There’s a saying that I’m sure many of us have heard before: “You have to love yourself before you can love someone else.” It’s problematic in many senses, but I didn’t realize until recently how much I had adopted that mindset. I don’t seek out romantic relationships for fear that I will not be seen as an ideal partner. It made me wonder just how many people are feeling the same way.

After a lot of thought and an uncomfortable journey into the depths of my own insecurities, I began to despise the statement “you have to love yourself before you can love someone else” more and more. Right off the bat, it implies that self-love is a concrete destination to which we can travel. Once you have “achieved” it, then you can try loving someone else. In reality, every single person struggles with something that they may not love about themselves. It’s a journey from which no one is exempt.  If we are waiting until the end of that journey, then, well, it seems like we would all be single forever, right?

Even though I’m still in the midst of a very complicated self-love process, I feel love for people. I feel love for my friends, my family, my pets. I think limiting our idea of love to romantic love is harmful, and I, like many others, am just beginning to realize this.

This is not to say that anyone should settle for anything less than what they deserve simply because they are in a complicated stage of their self-love journey. It’s more to say that we shouldn’t stop ourselves from looking for love, no matter how much we think we don’t deserve it.

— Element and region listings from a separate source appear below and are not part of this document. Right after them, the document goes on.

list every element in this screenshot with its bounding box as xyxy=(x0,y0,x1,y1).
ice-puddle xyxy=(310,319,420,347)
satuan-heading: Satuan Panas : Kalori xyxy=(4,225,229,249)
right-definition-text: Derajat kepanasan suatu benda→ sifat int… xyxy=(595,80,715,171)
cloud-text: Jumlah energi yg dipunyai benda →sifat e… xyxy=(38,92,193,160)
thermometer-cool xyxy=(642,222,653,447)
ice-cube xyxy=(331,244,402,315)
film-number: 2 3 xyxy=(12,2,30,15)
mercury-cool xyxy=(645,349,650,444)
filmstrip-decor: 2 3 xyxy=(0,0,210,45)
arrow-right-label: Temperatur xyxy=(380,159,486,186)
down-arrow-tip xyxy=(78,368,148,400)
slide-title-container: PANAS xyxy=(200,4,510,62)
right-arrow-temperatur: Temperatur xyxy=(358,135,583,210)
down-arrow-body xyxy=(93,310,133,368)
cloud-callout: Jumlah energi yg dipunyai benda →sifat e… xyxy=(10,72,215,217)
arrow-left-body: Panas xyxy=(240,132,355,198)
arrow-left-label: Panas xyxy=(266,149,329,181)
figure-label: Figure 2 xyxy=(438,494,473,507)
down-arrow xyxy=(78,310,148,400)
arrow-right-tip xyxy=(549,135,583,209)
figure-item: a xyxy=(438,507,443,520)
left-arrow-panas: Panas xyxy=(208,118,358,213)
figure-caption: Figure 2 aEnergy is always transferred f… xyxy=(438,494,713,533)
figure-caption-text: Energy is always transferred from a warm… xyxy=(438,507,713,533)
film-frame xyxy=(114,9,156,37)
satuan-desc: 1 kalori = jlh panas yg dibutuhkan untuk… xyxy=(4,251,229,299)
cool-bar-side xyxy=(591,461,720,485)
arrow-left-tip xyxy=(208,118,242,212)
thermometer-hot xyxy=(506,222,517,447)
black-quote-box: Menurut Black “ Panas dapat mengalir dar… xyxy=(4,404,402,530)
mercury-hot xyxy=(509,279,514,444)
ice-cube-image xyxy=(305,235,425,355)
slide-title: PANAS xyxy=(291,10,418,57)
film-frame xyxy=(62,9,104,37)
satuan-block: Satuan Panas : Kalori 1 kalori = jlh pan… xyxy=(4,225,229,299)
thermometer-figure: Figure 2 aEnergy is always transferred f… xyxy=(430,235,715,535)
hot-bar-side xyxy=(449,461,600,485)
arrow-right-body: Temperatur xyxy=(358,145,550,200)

I truly believe everyone should work on loving themselves and should prioritize their self-love before anything else. But don’t make the mistake of thinking you cannot love someone until you love yourself. Finding the things that are holding us back from living as our most authentic, whole selves sucks and takes time, but it may help us go from “you have to love yourself before you can love someone else” to “I deserve love no matter where I am in my self-love journey.”